オフロードを知っている三菱らしい進化
三菱のウインター試乗会でのメインイベントは新型デリカの試乗であった。そもそもこの試乗会がクローズドコースで行われたのも、デリカが発売前であったということも影響しているのだろう。試乗車にはナンバープレートは付いていない状態であった。
ここでちょっとデリカの歴史について触れておく。もともとデリカはトラックとして生まれたモデルで、それが徐々に乗用1ボックスへと進化していった。デリカは1979年に登場した2代目、1986年に登場した3代目でクロカン4WDの性能が重視され、その方向性が確定。4代目にあたるスペースギアではパジェロ並のクロカン性能が与えられたモデルへと進化。現行モデルとなるD:5は2007年に登場。
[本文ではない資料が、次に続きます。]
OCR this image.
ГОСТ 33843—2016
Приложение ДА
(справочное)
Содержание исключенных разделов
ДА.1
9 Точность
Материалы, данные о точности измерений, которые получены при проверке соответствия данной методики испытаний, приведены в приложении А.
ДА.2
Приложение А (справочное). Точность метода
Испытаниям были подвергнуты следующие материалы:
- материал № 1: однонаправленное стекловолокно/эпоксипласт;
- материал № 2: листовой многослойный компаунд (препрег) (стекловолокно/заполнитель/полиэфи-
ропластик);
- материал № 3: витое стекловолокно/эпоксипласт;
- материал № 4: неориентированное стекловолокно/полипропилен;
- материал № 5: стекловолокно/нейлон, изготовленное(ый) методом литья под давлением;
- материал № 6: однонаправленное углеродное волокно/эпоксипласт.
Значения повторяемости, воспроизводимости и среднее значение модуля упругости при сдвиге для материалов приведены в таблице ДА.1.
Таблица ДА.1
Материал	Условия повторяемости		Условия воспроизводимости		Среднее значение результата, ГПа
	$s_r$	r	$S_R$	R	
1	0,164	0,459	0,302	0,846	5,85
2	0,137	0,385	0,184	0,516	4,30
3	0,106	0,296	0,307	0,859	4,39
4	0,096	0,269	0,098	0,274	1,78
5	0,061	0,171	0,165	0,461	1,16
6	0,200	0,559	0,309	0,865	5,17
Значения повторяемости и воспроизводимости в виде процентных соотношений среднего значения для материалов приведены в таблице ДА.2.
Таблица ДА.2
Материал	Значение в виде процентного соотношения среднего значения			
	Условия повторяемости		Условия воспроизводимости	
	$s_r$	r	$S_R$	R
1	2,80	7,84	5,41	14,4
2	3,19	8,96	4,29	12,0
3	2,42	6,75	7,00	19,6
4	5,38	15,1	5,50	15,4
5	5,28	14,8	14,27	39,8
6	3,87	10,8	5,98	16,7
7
従来のフレーム式からモノコックへとシャシーを変化、それまでのキャブオーバータイプからFFベースとなった。
しかしデリカはデリカだ。クロスカントリー性能を重視したボディは、対角線スタックを起こすような場面(つまり、前左と後右が凸に乗り上げて、そのほかの車輪が浮いているような状態)でもスライドドアを開閉できるボディを備えるなど、クロカン4WDファンの期待を破らない存在であった。
しかし時代は流れる。2019年にデリカはビッグマイナーチェンジを敢行。クロカン4WDファンに大きな支持を受けているディーゼルモデルを、従来よりもシティよりにコンセプトシフト。スタイリングも大幅に変更された。では、走りはどうなったのか? 雪を被ったオフロードコースでその真価を問う。
まず、マイナーチェンジ前のモデルに乗って、コースを1周。さすがデリカ。かなりの勾配や、凹凸があるのにしっかりと走っていく。走破性という言葉がデリカのためにあるのだろう。アクセル操作について来るトルクも十分で、わざと雪深いところにクルマを止めてからの脱出も難なくこなす。さて、こんな芸当をこなすデリカに対し、シティ方向にシフトした新型はいったいどんな走りを披露してくれるのだろう? この走りを削ったらデリカは腰抜けと呼ばれてしまうはずだ。
さて新型だ。基本レイアウトは変わらないものの、スッキリしたインパネデザインは好印象。従来よりもストローク感が増したように感じるATセレクターをDに入れて発進する。
この発進からわずか1、2秒でエンジンの進化度を確かに感じる。最高出力でいえば2馬力ダウンとなっているディーゼルエンジンだがトルクは20N・mのアップ。とくに発進時などの低速トルクは厚みを増し、力感が向上している印象が強い。アクセルを踏んだときにグッと前に出る際の無駄がないのだ。
ミッションが6速から8速になったことで、変速比はよりワイドでクロスしている。そのワイドになった分も影響しているので、より力感は強い。加速していくと非常にシームレスにギヤがつながっていく。マイチェン前に比べると明らかに変速ショックが減っている。アイスバーンなどの滑りやすい路面では変速ショックで姿勢を乱すこともある。こうしたセッティングの煮詰め方はさすがオフロードを知っている三菱という印象。